Где-то рядом тихо заржала и зафыркала лошадь. Легкий ветерок шуршал листьями над нашими головами, доносил бряцание оружия и поскрипывание кожи. Через мгновение сырой неподвижный мрак леса заполнил треск ломающихся сучьев. Однако всадники направлялись не к нам. Они углублялись в лес, в сторону волчьей стаи. Норвежцы спали, доверившись боевым товарищам, которые должны были предупредить их о приближении врага. Однако часовые больше не стояли на валу, вглядываясь в ночную темноту. Они спешно уходили на юг вместе с пленниками-англичанами и книгой, переписанной святым Иеронимом.

Мои кольчуга, шлем, меч и щит остались там, рядом с костром, где я положил их на землю. Я чувствовал себя беспомощным в одной рубахе, кожаной куртке, плаще и штанах. Мне оставалось благодарить судьбу хотя бы за то, что я лег спать в сапогах. Я прикоснулся к амулету с образом Отца всех, висящему на шее, ища в нем поддержки, затем снова поежился.

Первые лучи солнца лениво проникли сквозь полог леса, позолотили листву, затем коснулись сырой земли и согрели мне щеку.
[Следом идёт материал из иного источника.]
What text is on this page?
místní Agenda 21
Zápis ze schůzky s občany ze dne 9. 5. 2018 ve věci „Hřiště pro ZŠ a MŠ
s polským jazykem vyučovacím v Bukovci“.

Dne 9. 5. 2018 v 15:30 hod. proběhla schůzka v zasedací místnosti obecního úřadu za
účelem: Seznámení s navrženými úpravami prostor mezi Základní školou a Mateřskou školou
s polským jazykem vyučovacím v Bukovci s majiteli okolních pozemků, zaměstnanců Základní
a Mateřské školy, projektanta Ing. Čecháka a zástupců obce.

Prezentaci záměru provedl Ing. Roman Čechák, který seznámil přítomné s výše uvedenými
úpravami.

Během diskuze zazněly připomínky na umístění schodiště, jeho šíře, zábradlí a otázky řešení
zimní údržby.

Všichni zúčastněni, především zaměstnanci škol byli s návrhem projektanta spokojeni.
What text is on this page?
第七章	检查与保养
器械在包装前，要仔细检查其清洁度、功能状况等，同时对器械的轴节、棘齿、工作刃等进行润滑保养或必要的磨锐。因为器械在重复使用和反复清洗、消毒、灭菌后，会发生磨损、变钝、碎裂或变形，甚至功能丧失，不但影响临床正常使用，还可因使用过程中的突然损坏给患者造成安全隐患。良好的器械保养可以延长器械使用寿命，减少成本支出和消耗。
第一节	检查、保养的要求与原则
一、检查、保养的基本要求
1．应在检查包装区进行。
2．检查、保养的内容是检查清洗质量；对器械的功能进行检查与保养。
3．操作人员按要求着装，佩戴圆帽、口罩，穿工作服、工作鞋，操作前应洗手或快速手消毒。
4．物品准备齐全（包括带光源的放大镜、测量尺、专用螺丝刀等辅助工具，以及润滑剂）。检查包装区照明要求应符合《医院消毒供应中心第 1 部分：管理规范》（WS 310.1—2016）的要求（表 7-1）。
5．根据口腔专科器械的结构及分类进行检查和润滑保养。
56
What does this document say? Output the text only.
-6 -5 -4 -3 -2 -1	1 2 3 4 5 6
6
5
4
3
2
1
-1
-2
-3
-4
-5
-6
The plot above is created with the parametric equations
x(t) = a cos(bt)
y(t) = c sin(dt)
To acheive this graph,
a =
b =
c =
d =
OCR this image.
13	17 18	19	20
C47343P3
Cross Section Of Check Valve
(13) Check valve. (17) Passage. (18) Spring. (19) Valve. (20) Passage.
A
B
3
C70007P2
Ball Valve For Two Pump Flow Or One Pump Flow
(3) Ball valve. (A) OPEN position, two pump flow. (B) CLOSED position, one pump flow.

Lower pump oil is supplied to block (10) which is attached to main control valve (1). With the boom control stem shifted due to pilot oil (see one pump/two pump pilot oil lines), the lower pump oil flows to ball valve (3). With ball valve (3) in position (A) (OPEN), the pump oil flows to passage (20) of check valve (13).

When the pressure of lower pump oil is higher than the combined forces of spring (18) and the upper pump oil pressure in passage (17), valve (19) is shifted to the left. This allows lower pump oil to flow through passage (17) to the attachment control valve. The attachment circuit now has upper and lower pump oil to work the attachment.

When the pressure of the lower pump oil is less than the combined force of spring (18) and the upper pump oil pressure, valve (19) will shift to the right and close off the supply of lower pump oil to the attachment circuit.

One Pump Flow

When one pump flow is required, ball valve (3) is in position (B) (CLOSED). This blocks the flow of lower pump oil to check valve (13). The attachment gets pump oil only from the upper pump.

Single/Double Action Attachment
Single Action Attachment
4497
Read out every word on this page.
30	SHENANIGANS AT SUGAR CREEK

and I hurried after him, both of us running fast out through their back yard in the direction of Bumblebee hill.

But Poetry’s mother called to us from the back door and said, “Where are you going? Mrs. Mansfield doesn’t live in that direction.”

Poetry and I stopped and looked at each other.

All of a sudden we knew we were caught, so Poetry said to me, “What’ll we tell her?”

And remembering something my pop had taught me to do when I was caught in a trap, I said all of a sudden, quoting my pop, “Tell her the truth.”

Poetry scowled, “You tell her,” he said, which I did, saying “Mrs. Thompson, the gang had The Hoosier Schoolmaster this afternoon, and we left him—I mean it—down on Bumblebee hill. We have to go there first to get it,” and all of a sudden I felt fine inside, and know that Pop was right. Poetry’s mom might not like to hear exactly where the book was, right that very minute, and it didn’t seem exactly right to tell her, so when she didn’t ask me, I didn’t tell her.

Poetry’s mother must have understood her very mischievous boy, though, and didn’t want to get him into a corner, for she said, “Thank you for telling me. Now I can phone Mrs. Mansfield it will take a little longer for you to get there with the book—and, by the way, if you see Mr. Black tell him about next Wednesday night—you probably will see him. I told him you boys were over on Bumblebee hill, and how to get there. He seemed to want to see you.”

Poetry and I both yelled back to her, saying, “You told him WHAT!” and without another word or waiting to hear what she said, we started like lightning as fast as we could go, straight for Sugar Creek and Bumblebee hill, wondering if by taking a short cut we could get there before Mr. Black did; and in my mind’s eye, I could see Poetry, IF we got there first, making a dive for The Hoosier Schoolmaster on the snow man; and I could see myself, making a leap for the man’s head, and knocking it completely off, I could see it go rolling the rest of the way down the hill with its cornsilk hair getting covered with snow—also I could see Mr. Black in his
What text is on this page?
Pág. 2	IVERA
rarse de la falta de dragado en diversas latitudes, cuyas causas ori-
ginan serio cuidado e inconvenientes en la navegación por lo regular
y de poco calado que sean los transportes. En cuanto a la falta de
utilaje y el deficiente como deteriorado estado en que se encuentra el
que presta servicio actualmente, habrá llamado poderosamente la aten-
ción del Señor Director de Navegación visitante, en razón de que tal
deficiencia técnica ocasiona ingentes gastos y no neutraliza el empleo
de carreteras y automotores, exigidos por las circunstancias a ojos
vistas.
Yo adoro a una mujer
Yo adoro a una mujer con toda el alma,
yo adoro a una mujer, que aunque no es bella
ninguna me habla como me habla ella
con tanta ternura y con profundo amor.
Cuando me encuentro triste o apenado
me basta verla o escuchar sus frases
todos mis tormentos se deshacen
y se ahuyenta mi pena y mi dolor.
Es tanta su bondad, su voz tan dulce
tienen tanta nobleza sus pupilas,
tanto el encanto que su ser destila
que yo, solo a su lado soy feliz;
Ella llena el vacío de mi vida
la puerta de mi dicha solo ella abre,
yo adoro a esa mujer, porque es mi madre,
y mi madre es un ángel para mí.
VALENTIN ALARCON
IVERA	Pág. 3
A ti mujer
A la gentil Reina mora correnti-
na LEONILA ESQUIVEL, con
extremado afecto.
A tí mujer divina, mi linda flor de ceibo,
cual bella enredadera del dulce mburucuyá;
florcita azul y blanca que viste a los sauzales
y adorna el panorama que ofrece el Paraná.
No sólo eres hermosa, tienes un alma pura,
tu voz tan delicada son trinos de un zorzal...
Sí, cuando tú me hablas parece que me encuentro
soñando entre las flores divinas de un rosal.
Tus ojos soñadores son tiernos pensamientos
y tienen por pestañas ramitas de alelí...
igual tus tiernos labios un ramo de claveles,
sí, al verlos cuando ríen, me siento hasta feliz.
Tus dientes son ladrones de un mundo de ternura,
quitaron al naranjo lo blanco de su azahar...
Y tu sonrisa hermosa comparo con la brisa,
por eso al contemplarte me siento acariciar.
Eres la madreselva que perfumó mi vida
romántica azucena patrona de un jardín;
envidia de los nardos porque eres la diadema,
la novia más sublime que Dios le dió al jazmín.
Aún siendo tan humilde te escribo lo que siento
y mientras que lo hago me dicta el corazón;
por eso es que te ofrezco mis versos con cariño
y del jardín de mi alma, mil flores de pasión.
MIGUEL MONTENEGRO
Я со страхом ждал, что лес вот-вот взорвется, вспыхнет ревом битвы, когда люди Сигурда проснутся и обнаружат, что окружены всадниками короля Кенвульфа. Затем до меня дошло, что мы ушли слишком далеко. Если до нас что-нибудь и донесется, то не более чем приглушенный стон. Я обратился с молитвой к Одину, богу войны, и Тиру, любителю сражений, прося у них, чтобы мои друзья остались живы. Пусть Свейн, Флоки, Улаф и Сигурд сейчас стоят над трупами англичан и допивают эль короля Кенвульфа в честь победы над врагом.

— Ты мерзкий червь, Глум, — сказал я и плюнул ему под ноги.

Он развернулся и ударил меня кулаком в лицо.

Не обращая внимания на кровь, текущую из разбитой губы, я улыбнулся и сказал по-английски:

— Он не знает, что я отрублю ему другую руку и засуну ее в его задницу, — сказал я по-английски.

— Только в том случае, если я тебя не опережу, — огрызнулся Веохстан.

Торгильс толкнул парня вперед и пригрозил скормить его язык воронам.

— Куда нас ведут, Ворон? — тихим жалобным голосом проскулил монах.

Но я сам этого не знал, поэтому промолчал. Единственным ответом, который получил маленький человечек, стал толчок в спину древком копья от Торлейка.

День обещал быть теплым. Лес начинал редеть, и я наконец увидел солнце над цветущими деревьями. Бледно-золотой диск сиял на голубом небе. По моему лицу струился пот, обжигая рассеченную губу, но Глум не давал нам воды. Мы могли только с завистью смотреть, как норвежцы жадно прикладывались к полным бурдюкам.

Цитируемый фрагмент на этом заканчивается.